Integrate Other Tools or Systems
There are a wide range of community tools or eco-systems that users can leverage for building their observability system, such as prometheus-operator or DataDog. By far, KubeVela does not have existing best practices for those integration. We may integrate with those popular projects through KubeVela addons in the future. We are also welcome to community contributions for broader explorations and more connections.
Comparisons
Compared with Helm
Although it is possible to install these resources into your Kubernetes system through Helm, one of the major benefits for using KubeVela addon to install them is that it supports multi-cluster delivery natively, which means, once you add your managed clusters into the KubeVela control plane, you would be able to install, upgrade or uninstall these addons in all clusters through one line.

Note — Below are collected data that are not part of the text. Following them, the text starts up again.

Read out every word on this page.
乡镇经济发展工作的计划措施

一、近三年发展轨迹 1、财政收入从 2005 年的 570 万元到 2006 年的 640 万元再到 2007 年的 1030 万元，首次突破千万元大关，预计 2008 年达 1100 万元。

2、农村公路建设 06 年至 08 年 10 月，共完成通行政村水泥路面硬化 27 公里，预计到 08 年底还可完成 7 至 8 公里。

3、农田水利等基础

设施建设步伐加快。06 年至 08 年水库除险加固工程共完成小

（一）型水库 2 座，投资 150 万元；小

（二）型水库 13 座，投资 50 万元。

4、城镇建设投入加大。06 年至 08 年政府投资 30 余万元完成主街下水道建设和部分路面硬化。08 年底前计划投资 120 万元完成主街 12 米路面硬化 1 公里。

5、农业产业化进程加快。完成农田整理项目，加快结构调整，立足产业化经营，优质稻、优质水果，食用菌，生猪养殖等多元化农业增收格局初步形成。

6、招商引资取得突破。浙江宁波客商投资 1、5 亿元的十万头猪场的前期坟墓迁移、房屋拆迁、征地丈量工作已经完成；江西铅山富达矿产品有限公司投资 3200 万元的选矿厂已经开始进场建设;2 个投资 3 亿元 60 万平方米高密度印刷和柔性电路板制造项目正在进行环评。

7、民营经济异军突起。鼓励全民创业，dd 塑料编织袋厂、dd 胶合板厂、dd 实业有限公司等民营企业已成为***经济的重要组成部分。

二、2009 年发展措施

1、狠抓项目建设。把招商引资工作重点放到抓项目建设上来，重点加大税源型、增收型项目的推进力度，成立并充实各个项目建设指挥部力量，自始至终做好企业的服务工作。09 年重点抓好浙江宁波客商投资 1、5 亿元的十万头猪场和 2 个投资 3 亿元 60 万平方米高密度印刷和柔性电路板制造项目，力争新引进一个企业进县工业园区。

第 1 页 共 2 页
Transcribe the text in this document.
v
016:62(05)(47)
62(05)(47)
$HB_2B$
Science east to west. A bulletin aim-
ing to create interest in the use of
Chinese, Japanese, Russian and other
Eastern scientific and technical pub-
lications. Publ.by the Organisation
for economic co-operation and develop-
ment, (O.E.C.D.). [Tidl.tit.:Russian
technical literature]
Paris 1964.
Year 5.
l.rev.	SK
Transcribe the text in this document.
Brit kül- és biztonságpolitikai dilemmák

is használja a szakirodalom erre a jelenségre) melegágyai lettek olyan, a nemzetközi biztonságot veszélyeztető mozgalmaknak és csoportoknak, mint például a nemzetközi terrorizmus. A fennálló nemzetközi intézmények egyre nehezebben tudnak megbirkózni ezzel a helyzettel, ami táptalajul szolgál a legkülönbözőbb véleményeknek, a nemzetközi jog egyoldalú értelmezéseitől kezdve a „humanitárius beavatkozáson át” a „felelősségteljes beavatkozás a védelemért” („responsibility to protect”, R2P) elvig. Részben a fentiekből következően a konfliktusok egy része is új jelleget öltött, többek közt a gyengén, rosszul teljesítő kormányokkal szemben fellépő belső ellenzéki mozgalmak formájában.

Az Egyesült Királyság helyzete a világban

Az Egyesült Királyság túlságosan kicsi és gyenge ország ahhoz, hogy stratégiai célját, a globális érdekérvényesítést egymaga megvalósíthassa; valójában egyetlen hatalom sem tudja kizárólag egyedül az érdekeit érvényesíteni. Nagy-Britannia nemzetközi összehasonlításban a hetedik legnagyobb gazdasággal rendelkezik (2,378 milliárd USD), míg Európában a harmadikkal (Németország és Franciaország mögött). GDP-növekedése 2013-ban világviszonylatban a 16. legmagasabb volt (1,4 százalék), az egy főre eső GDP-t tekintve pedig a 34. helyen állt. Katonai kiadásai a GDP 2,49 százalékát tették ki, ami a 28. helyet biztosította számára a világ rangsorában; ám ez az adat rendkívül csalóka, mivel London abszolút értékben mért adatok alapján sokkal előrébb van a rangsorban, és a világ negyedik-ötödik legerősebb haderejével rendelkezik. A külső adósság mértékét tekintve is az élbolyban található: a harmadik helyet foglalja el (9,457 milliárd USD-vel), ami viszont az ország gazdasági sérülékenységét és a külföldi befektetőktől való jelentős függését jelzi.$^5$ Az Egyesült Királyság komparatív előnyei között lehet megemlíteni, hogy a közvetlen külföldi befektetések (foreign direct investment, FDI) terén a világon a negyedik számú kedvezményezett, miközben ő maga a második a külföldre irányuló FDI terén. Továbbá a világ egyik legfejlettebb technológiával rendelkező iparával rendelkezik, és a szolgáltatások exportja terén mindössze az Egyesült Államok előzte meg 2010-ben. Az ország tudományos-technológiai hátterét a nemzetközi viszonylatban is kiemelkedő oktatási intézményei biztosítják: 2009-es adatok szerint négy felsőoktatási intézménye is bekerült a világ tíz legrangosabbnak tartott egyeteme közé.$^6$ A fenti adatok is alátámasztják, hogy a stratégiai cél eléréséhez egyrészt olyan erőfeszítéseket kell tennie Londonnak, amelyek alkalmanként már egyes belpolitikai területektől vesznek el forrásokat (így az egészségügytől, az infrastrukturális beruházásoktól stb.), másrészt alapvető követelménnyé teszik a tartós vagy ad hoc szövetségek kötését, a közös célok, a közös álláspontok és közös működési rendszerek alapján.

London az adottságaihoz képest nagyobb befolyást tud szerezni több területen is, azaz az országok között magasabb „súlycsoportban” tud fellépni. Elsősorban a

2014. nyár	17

Compared with legacy observability addon
The old KubeVela observability addon install prometheus, grafana and other widgets as a whole. The latest observability addon suites (after KubeVela v1.5.0) divides it into multiple parts, which allows users to only install part of the suite.
Besides, the old observability addon relies on the fluxcd addon to install the widgets as Helm release. The latest version, uses the native webservice component in KubeVela, which allows more flexible customizations.
Future
KubeVela will integrate more observability addons in the future, such as logging and tracing addons. Community operators like prometheus-operator also provide alternative ways for managing observability application, which are intended to be included in KubeVela addons as well. We are also welcome to more integrations through KubeVela addon ecosystem.